PT How have you found the admin and finance management side of things? 

DE I’ve never been good with money, whether that’s asking for what I’m worth or trying to forecast the next few months of income. But it turns out that you need to get good at that as a freelancer. If you don’t prioritise this, it makes all the wonderful freelance perks pointless, because you have to play catch up on those well-earned days off. Secondly, my partner Lauren is the queen of spreadsheets. Some people find their happy place at Turf Moor Road, Lauren’s is setting up a Google Sheet with all the bells and whistles. In general, there’s no way I’d be where I am without her, but more specifically, my finances are on point because of her geekery.

PT And finally, what are you looking forward to in 2023? 

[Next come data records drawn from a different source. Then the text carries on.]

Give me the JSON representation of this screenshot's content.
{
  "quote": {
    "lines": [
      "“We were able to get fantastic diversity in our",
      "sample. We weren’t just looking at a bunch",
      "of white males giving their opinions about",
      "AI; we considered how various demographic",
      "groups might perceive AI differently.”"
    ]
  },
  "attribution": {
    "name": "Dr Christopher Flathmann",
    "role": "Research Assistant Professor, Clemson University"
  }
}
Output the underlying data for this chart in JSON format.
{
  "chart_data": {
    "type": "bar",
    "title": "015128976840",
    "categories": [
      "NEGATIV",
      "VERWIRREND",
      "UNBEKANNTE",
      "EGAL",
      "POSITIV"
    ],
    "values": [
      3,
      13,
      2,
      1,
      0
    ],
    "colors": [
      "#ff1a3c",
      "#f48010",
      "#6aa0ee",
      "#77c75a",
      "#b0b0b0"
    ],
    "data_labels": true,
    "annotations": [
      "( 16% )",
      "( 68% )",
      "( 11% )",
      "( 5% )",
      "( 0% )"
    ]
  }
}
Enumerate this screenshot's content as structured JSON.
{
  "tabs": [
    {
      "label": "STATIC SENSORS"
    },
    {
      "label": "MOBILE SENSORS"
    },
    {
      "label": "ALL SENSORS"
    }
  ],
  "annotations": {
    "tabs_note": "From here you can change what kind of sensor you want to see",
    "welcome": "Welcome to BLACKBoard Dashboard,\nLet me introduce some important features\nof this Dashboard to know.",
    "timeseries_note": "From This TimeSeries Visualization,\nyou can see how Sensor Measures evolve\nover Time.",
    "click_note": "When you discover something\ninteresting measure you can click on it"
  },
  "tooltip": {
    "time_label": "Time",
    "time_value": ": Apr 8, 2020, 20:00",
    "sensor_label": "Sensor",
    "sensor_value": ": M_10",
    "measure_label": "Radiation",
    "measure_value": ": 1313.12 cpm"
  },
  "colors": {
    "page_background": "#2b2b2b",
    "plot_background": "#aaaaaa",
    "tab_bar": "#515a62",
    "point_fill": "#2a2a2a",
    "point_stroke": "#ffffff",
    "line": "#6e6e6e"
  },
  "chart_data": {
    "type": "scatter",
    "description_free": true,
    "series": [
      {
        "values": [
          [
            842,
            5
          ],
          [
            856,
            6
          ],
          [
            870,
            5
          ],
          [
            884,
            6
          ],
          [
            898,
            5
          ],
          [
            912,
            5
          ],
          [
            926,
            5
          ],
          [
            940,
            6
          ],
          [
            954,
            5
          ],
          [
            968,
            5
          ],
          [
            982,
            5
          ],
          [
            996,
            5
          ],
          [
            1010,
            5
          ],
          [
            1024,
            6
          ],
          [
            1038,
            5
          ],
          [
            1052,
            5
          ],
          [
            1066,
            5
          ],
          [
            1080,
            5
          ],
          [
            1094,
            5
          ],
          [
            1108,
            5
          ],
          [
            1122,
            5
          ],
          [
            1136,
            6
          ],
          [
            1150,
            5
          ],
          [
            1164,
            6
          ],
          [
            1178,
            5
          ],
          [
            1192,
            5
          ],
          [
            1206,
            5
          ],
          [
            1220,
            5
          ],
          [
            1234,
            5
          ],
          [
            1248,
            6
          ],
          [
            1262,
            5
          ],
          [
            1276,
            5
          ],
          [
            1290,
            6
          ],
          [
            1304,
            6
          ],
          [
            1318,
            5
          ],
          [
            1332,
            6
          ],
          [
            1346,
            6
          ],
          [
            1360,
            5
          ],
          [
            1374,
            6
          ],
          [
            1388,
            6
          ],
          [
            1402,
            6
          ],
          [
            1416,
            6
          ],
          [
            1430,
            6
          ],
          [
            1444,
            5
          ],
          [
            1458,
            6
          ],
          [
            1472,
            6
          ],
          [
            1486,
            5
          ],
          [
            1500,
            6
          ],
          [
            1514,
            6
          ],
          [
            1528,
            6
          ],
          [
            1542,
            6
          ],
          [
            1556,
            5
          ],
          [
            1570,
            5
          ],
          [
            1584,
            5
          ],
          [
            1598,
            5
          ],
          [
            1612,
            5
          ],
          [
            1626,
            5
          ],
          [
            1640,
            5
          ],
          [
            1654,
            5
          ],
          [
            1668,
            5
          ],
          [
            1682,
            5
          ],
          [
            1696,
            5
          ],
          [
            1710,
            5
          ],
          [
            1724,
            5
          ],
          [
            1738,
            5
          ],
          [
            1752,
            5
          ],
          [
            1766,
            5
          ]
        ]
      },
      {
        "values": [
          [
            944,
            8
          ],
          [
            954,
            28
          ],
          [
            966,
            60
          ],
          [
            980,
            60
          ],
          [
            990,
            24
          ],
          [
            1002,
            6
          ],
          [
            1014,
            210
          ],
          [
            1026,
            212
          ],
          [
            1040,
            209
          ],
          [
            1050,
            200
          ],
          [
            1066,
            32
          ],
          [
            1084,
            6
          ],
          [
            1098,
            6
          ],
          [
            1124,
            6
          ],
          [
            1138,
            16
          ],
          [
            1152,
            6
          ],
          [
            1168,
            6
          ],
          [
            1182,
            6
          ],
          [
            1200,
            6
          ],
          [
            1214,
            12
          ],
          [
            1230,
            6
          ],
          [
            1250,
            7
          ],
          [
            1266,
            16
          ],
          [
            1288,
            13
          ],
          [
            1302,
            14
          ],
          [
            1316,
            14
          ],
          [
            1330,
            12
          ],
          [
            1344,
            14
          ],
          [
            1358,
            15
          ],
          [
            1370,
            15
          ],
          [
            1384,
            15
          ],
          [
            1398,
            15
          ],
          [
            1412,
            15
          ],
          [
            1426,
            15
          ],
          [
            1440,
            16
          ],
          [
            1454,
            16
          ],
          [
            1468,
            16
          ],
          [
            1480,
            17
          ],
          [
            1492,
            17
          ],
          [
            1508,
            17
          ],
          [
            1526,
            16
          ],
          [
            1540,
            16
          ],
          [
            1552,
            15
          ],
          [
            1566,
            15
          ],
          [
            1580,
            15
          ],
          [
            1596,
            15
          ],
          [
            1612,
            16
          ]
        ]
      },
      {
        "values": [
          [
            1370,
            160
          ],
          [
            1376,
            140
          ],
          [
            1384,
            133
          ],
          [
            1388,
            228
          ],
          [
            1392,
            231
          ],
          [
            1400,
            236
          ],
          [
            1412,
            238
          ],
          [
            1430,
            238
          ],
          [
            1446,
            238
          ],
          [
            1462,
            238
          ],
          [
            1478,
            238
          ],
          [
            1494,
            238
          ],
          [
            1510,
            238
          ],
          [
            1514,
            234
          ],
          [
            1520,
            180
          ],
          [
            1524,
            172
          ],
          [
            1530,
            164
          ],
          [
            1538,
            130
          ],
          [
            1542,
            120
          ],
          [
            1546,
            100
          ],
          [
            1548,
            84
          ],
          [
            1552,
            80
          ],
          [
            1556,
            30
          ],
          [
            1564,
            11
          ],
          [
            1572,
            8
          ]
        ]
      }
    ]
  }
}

DE This question actually got me thinking about what 2023 might look like and to be totally honest, I haven’t a clue 😂 I know I’d like to keep experiencing life at different agencies, perhaps also increasing the number of projects where I work directly with clients. You learn so much morphing between project manager, strategist, designer and art director. I’d also love to work more collaboratively with other freelancers, to create a bit of a dream team. 

Thanks for having me! It’s an absolute pleasure and to anyone that’s still reading who wants freelance advice, I’d be more than happy to help, but just to caveat, I’m making it up as I go along.